Omega-3-Fettsäuren verbessern die Blutfettwerte und dienen unter anderem der Senkung des Blutdrucks.

Von besonderer Bedeutung ist die Eicosapentaensäure, eine fünffach ungesättigte Fettsäure. Abhängig von der Jahreszeit kann der Fettgehalt der Makrele allerdings zwischen drei Prozent im Frühjahr und 35 Prozent im Winter schwanken. Die Familie der makrelenartigen Fische umfasst rund 50 verschiedene Arten, die allesamt begehrte Speisefische sind.

Der Lachs

lachs

(aid) - Der Lachs oder Atlantische Lachs (Salmo salar) zählt zu den beliebtesten Speisefischen. Aqua-Kultur macht es möglich, dass die ehemals teure Delikatesse inzwischen erschwinglich geworden ist und auch auf dem sommerlichen Grill-Buffet nicht fehlen darf.

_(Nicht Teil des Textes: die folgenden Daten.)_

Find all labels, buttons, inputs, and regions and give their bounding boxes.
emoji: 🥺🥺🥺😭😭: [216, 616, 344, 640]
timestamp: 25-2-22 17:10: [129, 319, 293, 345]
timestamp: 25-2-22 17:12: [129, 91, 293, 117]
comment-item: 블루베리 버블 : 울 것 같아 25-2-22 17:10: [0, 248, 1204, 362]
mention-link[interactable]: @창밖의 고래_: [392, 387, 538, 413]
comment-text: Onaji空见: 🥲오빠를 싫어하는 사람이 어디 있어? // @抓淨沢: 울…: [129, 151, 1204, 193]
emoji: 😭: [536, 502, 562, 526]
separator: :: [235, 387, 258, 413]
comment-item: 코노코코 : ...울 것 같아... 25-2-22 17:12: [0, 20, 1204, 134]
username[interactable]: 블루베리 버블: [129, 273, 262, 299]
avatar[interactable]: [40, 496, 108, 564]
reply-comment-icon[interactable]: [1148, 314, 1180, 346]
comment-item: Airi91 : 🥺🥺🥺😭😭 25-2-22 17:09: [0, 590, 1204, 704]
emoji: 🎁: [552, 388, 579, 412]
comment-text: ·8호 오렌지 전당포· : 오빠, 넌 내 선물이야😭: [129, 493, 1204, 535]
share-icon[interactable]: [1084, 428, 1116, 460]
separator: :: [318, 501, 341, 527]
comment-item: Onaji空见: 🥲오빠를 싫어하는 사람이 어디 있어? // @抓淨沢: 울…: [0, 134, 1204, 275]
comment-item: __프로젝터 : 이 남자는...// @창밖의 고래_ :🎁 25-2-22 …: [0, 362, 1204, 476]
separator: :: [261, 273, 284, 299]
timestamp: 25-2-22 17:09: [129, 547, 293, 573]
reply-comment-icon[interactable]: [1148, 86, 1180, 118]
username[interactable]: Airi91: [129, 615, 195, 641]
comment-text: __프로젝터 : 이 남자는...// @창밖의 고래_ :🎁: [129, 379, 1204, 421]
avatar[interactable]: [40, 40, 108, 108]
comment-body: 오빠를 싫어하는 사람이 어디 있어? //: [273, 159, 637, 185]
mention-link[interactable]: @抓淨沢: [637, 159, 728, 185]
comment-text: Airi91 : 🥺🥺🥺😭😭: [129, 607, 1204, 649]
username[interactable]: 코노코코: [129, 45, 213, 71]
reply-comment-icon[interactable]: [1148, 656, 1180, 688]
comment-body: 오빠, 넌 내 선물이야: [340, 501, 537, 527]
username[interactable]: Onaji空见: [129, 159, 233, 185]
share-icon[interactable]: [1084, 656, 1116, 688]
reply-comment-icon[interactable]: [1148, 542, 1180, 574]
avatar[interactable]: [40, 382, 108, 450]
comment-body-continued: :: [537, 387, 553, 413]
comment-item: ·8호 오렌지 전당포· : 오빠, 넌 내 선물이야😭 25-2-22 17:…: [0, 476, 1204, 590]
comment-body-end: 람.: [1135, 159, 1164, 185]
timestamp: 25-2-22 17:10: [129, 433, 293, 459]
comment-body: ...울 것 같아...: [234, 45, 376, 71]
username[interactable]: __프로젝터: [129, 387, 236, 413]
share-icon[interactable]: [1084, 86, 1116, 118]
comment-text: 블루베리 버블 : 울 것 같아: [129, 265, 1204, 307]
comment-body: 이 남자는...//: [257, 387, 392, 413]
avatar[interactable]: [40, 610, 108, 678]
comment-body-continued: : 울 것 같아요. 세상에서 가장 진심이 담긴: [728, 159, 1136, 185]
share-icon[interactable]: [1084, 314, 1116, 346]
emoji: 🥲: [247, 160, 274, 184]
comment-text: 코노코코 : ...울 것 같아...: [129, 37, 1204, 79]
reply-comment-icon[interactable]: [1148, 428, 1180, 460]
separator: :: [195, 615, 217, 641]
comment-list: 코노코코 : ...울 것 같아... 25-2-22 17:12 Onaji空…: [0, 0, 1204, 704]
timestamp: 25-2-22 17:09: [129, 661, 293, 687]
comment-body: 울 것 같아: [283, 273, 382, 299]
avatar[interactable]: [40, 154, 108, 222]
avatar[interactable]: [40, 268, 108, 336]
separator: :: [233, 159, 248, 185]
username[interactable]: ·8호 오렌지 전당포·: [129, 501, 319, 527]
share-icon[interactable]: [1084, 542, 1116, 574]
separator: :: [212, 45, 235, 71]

Das zartrosa Fleisch überzeugt Fischliebhaber nicht nur optisch, sondern auch geschmacklich und ernährungsphysiologisch. Aufgrund seines hohen Gehalts an Omega-3-Fettsäuren (1,0 bis 1,8 Gramm pro 100 Gramm Fisch) stellt der Lachs eine natürliche Quelle für essenzielle Fettsäuren dar. Außerdem liefert der Fisch hochwertiges Eiweiß, die Vitamine A, B6, B12 und D.

Im Handel findet man sowohl Lachs aus Aqua-Zucht, unter anderem in Bio-Qualität, als auch den teureren Wildlachs frisch, als halbe Seite oder Filet sowie verarbeitet, zum Beispiel als Räucherlachs oder gebeizter Lachs ("Graved Lachs"). Vor allem in Form von Lachskoteletts oder Fischspießen haben Grillfans ihre Freude an dem festfleischigen Fisch.

Denn er lässt sich gut auf dem Grill zubereiten und ist auch - einfach nur mit etwas Salz und Pfeffer gewürzt - eine wahre Delikatesse. Eine klassische Spezialität, die aus den USA und Kanada kommt, ist der "Cedar Planked Salmon".

Naturbelassene Lachsfilets lässt man auf einem unbehandelten Zedernholzbrett über der Glut garen. Nach und nach nimmt der Fisch die rauchig-würzige Note des Holzes an, ohne dass es weiterer Gewürze oder Marinaden bedarf. Das langsame Grillen oder vielmehr Räuchern auf den heißen Holzbrettern stammt von den Ureinwohnern Nordamerikas und kann sowohl in einem geschlossenen Grillsystem als auch im Backofen praktiziert werden.

Die einzelnen Grillbretter müssen vor ihrem Einsatz allerdings bis zu drei Stunden gewässert werden, damit sie später über der Glut nicht verbrennen und genügend Wasserdampf für das Aromatisieren der Fische abgeben können. Bevor das Grillgut aufgelegt wird, heizt man die Bretter auf dem Grill vor und bestreicht ihre Oberseiten mit Pflanzenöl. Der Fachhandel bietet geeignete Bretter an, die unter anderem von Rot-Zeder, Rot-Erle, Hickory oder Pazifik Ahorn stammen.